Figure 6. LINC01605 recruits IGF2BP2 to stabilize USP3 mRNA.

(a) Luciferase activity of the pGL3-USP3 promoter was detected in CNE-1 and 5–8 F cells transfected with sh-LINC01605#1. (b) The stability of USP3 mRNA was measured after actinomycin D treatment in LINC01605-silenced CNE-1 and 5–8 F cells. (c) RNA pull-down assay, followed by Western blot, detected the combination between LINC01605 and IGF2BP2. (d) RIP assay detected the bond of LINC01605 and IGF2BP2. (e) RNA pull-down assay followed by Western blot detected the combination between USP3 and IGF2BP2. (f) RIP assay detected the impacts of LINC01605 silence on combination between USP3 and IGF2BP2. (g) The stability of USP3 mRNA was measured after treatment of Actinomycin D in IGF2BP2-silenced CNE-1 and 5–8 F cells. Student’s t-test was used for statistical analysis. **P < 0.01, n.s.: no significance.

Figure 7. Overexpression of p65 enhances LINC01605 expression.

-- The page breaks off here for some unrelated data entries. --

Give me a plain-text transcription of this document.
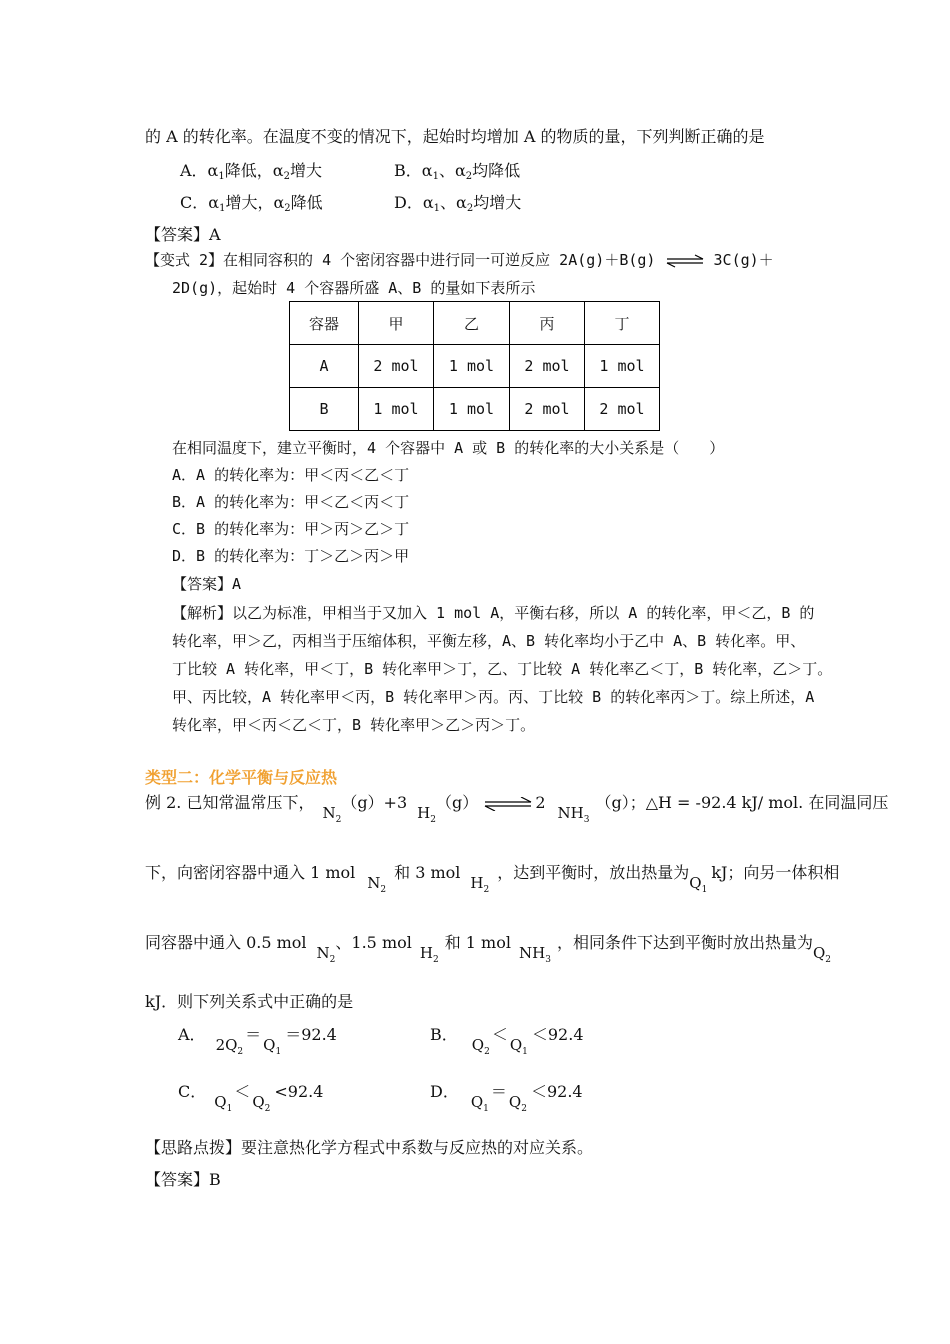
的 A 的转化率。在温度不变的情况下，起始时均增加 A 的物质的量，下列判断正确的是
A．$\alpha_1$降低，$\alpha_2$增大	B．$\alpha_1$、$\alpha_2$均降低
C．$\alpha_1$增大，$\alpha_2$降低	D．$\alpha_1$、$\alpha_2$均增大
【答案】A
【变式 2】在相同容积的 4 个密闭容器中进行同一可逆反应 2A(g)＋B(g) ⇌ 3C(g)＋
2D(g)，起始时 4 个容器所盛 A、B 的量如下表所示
容器	甲	乙	丙	丁
A	2 mol	1 mol	2 mol	1 mol
B	1 mol	1 mol	2 mol	2 mol
在相同温度下，建立平衡时，4 个容器中 A 或 B 的转化率的大小关系是（　　）
A．A 的转化率为：甲＜丙＜乙＜丁
B．A 的转化率为：甲＜乙＜丙＜丁
C．B 的转化率为：甲＞丙＞乙＞丁
D．B 的转化率为：丁＞乙＞丙＞甲
【答案】A
【解析】以乙为标准，甲相当于又加入 1 mol A，平衡右移，所以 A 的转化率，甲＜乙，B 的
转化率，甲＞乙，丙相当于压缩体积，平衡左移，A、B 转化率均小于乙中 A、B 转化率。甲、
丁比较 A 转化率，甲＜丁，B 转化率甲＞丁，乙、丁比较 A 转化率乙＜丁，B 转化率，乙＞丁。
甲、丙比较，A 转化率甲＜丙，B 转化率甲＞丙。丙、丁比较 B 的转化率丙＞丁。综上所述，A
转化率，甲＜丙＜乙＜丁，B 转化率甲＞乙＞丙＞丁。
类型二：化学平衡与反应热
例 2. 已知常温常压下，$N_2(g)+3H_2(g)$ ⇌ $2NH_3(g)$；△H = -92.4 kJ/ mol. 在同温同压
下，向密闭容器中通入 1 molN$_2$和 3 molH$_2$，达到平衡时，放出热量为$Q_1kJ$；向另一体积相
同容器中通入 0.5 molN$_2$、1.5 molH$_2$和 1 molNH$_3$，相同条件下达到平衡时放出热量为$Q_2$
kJ．则下列关系式中正确的是
A．$2Q_2=Q_1=92.4$	B．$Q_2<Q_1<92.4$
C．$Q_1<Q_2<92.4$	D．$Q_1=Q_2<92.4$
【思路点拨】要注意热化学方程式中系数与反应热的对应关系。
【答案】B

(a) ChIP assay detected the combination between the LINC01605 promoter and p65. (b) Luciferase activity of the pGL3-LINC01605 promoter was assessed in CNE-1 and 5–8 F cells treated with the p65 inhibitor or transfected with the p65 overexpression vector. (c) Expression level of LINC01605 was analysed in CNE-1 and 5–8 F cells treated with p65 inhibitor or transfected with p65 overexpression vector using RT-qPCR. Student’s t-test was utilized for statistical analysis. **P < 0.01.